The Degraded-Mode Runbook

When the system can't fully serve, what's the safe partial mode? The runbook that defines.

Define modes

Degraded modes are the discipline of choosing partial-but-safe over total failure. Each mode has an explicit feature scope so on-call can read the document at 3am and know exactly what is on, what is off, and what the user-visible difference is.

Full mode. All features available. Default operational posture; what customers expect to see.
Degraded mode. Read-only or feature-shedding state. Core function preserved under stress at the cost of writes or non-essential features.
Minimal mode. Cached responses only. Last line before total failure; preserves the page-loads-but-actions-disabled experience.
Documented mode definitions per service. Explicit per-mode feature list lives in the runbook. Catches the “what does degraded actually mean” question at 3am.

Triggers

Triggers are explicit and signal-driven. Auto-trigger where the math is clean; manual escalation where the signal is ambiguous and judgment is required.

Specific signals push into each mode. Latency, error rate, downstream health. Named thresholds per mode.
Auto-trigger where possible. Encoded automation removes human latency at the worst time. The page does not need to fire first.
Manual escalation if needed. IC-driven mode shift when the signal is ambiguous. Judgment over automation when the cost of a wrong call is high.
Documented test per trigger. Game-day exercises catch stale or wrong thresholds before production does.

Recover

Recovery is the matching discipline. Documented criteria, auto-recover where safe, human approval where recovery has its own risk.

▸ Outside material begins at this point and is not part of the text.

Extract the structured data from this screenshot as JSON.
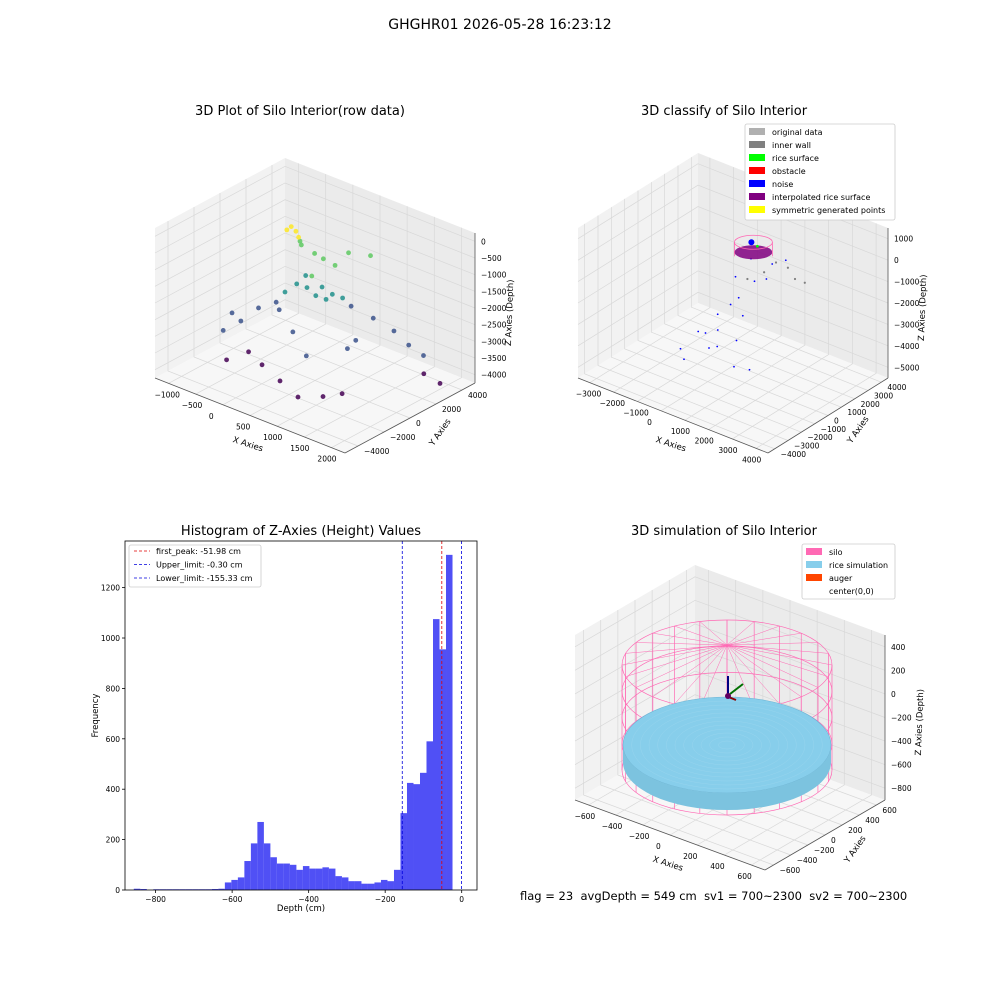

Documented recovery criteria. “When X is true for Y minutes, recover.” Removes guesswork at the moment of decision.
Auto-recover where safe. Encoded recovery on reversible upgrade paths. Returns to full mode without paging.
Human approval otherwise. Manual gate where recovery itself has risk. Better to wait for confirmation than to bounce back into the same incident.
Post-recovery monitor. Extended watch after recovery catches mode-flapping early. The first ten minutes after recovery are still incident time.